Every week Britain's nationwide artificial eye service makes about a dozen eyes. It is slow and painstaking work. In its laboratory, based in the Fylde, 17 ocular technicians sit at desks, painting with artists' oil paints, meticulously recreating the characteristics of the patient's natural eye.

The specially moulded shape is stained, veined with red embroidery thread and completed with an iris, all by hand. Finally, the artificial eye is coated in clear acrylic, cured in a small oven, polished and sent back to one of 17 centres and 54 clinics in hospitals across the country to be fitted by orbital prosthetists.

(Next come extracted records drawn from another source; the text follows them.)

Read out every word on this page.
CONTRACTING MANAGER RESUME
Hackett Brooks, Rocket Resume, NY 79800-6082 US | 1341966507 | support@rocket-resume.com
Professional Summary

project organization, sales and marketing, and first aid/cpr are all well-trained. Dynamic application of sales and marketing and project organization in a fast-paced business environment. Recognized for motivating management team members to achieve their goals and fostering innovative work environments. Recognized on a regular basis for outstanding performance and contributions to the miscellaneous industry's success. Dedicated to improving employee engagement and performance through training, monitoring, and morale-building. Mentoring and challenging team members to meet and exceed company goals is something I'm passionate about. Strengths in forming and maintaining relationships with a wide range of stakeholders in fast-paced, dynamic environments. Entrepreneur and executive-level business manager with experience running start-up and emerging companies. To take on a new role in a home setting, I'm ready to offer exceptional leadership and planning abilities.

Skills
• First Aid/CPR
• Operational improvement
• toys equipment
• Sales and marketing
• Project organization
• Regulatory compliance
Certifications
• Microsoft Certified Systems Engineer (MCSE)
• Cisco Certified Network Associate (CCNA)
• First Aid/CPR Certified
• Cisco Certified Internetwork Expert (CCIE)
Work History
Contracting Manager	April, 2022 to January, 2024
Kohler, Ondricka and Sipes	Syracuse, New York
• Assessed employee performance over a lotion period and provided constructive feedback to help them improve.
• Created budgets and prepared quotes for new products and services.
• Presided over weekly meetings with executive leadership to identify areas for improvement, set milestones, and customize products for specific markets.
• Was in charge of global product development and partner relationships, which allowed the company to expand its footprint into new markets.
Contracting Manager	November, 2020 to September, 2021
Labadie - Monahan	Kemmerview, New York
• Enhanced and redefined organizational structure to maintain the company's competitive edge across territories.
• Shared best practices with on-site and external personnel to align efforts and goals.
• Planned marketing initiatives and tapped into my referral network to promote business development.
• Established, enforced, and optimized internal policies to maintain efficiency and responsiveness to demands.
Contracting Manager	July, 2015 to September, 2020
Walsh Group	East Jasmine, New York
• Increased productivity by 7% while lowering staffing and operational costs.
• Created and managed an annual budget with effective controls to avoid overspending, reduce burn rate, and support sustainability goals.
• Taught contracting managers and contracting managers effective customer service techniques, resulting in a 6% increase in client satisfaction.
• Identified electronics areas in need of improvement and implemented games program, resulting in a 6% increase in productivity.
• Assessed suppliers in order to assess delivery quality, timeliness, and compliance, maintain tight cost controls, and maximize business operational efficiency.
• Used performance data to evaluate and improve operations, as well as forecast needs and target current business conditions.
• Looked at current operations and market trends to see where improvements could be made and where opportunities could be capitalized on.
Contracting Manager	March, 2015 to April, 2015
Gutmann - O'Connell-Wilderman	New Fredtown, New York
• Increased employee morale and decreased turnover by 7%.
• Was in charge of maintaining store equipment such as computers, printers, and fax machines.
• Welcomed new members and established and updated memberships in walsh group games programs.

The service, managed by Blackpool, Wyre and Fylde Community Health Services trust, works to make as perfect a match as possible for customer prescriptions provided by a prosthetist. The service sees 28,000 patients each year.

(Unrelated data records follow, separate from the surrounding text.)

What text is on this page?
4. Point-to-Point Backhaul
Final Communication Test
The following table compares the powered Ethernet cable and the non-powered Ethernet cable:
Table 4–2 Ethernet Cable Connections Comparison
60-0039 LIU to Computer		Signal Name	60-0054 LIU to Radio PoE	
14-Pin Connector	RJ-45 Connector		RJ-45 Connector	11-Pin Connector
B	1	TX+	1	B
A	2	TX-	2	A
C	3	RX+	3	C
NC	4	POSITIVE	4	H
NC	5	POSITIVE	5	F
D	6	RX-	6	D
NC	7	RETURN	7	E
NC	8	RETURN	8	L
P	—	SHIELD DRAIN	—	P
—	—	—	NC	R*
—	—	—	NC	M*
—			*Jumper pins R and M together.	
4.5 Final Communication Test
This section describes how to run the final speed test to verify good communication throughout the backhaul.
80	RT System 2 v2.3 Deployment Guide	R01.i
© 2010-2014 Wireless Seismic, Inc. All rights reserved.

For babies born without an eye, or with a shrunken socket, for those who lose their eyes in accidents, fights or suffer from longterm eye disease or cancer, the work carried out by the NHS artificial eye service is invaluable.

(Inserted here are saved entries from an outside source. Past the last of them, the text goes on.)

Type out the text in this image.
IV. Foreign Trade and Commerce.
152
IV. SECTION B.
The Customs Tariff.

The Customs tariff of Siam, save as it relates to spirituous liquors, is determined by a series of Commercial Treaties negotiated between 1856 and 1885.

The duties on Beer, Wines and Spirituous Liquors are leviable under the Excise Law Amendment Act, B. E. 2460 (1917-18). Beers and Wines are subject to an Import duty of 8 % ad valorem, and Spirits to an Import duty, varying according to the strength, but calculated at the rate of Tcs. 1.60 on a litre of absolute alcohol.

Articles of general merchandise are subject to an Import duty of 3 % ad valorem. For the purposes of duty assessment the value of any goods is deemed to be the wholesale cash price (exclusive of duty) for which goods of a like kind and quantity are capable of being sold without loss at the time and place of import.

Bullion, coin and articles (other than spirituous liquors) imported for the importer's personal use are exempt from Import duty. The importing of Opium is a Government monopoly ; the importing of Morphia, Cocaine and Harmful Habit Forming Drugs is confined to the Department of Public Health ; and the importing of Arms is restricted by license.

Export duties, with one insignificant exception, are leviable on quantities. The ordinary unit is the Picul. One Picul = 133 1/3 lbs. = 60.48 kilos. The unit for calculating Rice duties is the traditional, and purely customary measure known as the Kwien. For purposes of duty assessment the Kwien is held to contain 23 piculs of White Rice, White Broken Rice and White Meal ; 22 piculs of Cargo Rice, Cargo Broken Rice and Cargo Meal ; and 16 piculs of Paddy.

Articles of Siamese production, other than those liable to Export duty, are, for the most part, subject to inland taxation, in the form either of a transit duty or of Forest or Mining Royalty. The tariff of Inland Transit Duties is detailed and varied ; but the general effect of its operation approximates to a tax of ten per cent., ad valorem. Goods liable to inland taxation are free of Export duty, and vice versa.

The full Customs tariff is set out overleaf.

Director Austin Grayer says: 'Our patients do not just come to us once.

They come to us for the rest of their lives. That means we have to build on relationships of trust and respect, and give the best service we can. Losing an eye is very distressing for anyone. Staff ensure our product is a work of art, but that is not enough. We need to provide high-quality care as well. '

When one young patient, Sarah Boyen, was just a few months old, she lost both her eyes because of retino blastoma, a cancer of the retina which predominantly affects children. For six months, every time orbital prosthetist Paul Charlesworth fitted her with artificial eyes she became very upset.

Then he hit on the idea of adapting one of her dolls to act as a model. For six months he worked at making flexible sockets and lids out of silicone for Sarah's doll, Meg. Sarah identified with her immediately - once Mr Charlesworth had 'fitted' Meg's eyes, Sarah was ready to take her turn.

The idea was picked up by Paula Arnold, an ocular technician. She developed a prototype cuddly toy - Dino the Dinosaur - with one removable eye. Now there is at least one Dino at each clinic throughout the country.